In this paper, the threshold value of the D-EMCD is fixed as 0.5e−4. The analysis is performed by varying the threshold \(\delta_{\text{t}}\) values as 0.5, 0.01, 0.05, 0.005 and 0.0005, for all noise types with varied dB levels like 0, 5, 10, 15. Figure 7 illustrates the performance of varied measures like (a) SDR, (b) PESQ, (c) SNR, (d) RMSE, (e) correlation, (f) ESTOI, (g) STOI, (h) CSED of airport noise with different threshold values. As the value of threshold decreases, the performance of SDR, PESQ, SNR, correlation, ESTOI and STOI increases, in a sense that the mentioned measures exhibited a drastic improvement with the threshold \(\delta_{\text{t}}\) value of 0.0005. Similarly, the measures like RMSE and CSED gradually decrease at the same \(\delta_{\text{t}}\) value. The same analysis is observed for all the noise types like exhibition noise, restaurant noise, station noise, street noise and babble noise. Figures 8, 9, 10, 11 and 12 demonstrate the analysis of power spectrum estimation for the denoised signal of all the six noise types.

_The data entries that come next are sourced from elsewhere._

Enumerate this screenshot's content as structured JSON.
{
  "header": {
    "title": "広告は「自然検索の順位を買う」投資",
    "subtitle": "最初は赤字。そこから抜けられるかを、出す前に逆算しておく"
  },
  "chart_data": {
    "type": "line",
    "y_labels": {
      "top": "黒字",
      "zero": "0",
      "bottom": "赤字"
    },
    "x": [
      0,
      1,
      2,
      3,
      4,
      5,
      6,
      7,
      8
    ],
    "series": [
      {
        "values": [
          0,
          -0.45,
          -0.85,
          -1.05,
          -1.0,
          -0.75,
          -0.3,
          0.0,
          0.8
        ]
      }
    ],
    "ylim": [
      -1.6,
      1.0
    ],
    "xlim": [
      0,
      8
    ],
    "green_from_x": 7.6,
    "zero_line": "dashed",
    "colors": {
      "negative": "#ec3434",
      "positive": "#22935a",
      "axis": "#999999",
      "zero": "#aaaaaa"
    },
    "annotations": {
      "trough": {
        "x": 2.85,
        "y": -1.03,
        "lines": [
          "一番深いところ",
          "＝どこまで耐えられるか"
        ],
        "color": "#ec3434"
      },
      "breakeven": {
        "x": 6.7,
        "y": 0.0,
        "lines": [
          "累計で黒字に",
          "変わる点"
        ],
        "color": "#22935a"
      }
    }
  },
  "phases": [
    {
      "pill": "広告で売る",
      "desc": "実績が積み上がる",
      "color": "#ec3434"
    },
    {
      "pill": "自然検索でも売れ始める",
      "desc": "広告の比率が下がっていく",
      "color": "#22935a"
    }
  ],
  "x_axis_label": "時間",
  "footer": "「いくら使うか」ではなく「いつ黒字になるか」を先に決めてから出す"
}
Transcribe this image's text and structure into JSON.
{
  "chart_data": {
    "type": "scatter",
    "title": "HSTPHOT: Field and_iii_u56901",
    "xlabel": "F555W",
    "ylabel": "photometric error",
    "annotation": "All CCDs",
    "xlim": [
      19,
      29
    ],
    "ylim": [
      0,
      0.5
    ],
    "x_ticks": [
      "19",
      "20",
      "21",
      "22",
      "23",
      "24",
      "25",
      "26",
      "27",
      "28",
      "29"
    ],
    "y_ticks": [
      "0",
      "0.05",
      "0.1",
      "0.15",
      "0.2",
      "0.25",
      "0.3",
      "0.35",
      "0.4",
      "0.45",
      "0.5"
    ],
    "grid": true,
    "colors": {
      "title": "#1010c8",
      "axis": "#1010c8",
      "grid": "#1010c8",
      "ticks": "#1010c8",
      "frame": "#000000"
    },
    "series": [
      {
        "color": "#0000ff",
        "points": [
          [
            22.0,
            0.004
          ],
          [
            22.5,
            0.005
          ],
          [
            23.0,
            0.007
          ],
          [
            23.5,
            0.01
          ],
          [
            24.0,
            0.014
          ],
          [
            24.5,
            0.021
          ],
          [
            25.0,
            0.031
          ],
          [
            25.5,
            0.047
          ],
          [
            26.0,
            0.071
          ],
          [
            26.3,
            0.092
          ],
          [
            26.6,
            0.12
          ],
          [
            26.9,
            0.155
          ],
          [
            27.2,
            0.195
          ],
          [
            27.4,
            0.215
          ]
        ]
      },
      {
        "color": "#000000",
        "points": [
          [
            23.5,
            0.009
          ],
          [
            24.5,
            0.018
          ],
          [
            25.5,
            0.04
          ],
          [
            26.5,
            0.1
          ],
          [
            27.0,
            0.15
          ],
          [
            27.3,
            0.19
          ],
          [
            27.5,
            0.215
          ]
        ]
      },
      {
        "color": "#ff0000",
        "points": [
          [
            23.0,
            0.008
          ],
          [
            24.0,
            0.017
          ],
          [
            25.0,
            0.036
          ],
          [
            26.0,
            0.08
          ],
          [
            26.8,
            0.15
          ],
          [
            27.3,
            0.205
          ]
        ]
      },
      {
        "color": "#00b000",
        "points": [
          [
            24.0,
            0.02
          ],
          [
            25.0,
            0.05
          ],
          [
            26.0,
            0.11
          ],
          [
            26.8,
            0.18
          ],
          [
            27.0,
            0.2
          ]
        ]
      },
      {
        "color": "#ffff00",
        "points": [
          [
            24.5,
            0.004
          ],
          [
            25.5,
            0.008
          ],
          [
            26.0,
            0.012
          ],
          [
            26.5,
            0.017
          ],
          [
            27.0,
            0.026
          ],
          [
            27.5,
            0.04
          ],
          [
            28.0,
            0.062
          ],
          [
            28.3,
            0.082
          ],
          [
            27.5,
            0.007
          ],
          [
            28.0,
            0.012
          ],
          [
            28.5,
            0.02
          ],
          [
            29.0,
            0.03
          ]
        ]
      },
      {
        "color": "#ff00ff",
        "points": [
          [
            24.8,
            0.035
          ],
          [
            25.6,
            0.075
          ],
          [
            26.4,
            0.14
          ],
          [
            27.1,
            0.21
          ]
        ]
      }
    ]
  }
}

These figures clearly characterize the frequency content of the denoised signals with varied threshold \(\delta_{\text{t}}\) values such as 0.5, 0.01, 0.05, 0.005 and 0.0005. Threshold decides the quality of D-EMCD, and it can be set based on trial and error (Fig. 13).

Fig. 7
figure 7

Performance analysis for mitigating the airport noise (with varying threshold): a SDR, b PESQ, c SNR, d RMSE, e correlation, f ESTOI, g STOI and h CSED

Fig. 8
figure 8

Performance analysis for mitigating the exhibition noise (with varying threshold): a SDR, b PESQ, c SNR, d RMSE, e correlation, f ESTOI, g STOI and h CSED

Fig. 9
figure 9

Performance analysis for mitigating the restaurant noise (with varying threshold): a SDR, b PESQ, c SNR, d RMSE, e correlation, f ESTOI, g STOI and h CSED

Fig. 10
figure 10

Performance analysis for mitigating the station noise (with varying threshold): a SDR, b PESQ, c SNR, d RMSE, e correlation, f ESTOI, g STOI and h CSED

Fig. 11
figure 11

Performance analysis for mitigating the street noise (with varying threshold): a SDR, b PESQ, c SNR, d RMSE, e correlation, f ESTOI, g STOI and h CSED

Fig. 12
figure 12

Performance analysis for mitigating the babble noise (with varying threshold): a SDR, b PESQ, c SNR, d RMSE, e correlation, f ESTOI, g STOI and h CSED

Fig. 13
figure 13

Power spectrum of denoised speech with varying threshold, in case of a airport noise, b exhibition noise, c restaurant noise, d station noise, e street noise and f babble noise

The impact of the threshold on the D-EMCD performance is high, but the relationship between the threshold and the performance remains unknown. Hence, the analysis is performed by varying the threshold. The results have revealed that minimum threshold leads to improved performance.

5 Conclusion

In this paper, a speech enhancement algorithm using short-time Fourier domain has been presented to overcome the regular drawbacks of the conventional speech enhancement algorithms. Further, a decomposition model, named diminished empirical mean curve decomposition (D-EMCD), has also been introduced to remove the undesired signals. Further, the Wiener filtering process has been adopted to accomplish an effective speech enhancement. The proposed methodology has been developed in MATLAB, and the performance of the proposed method has been analyzed with various measures. Moreover, the proposed method has been compared with the existing methods for proving its superiority.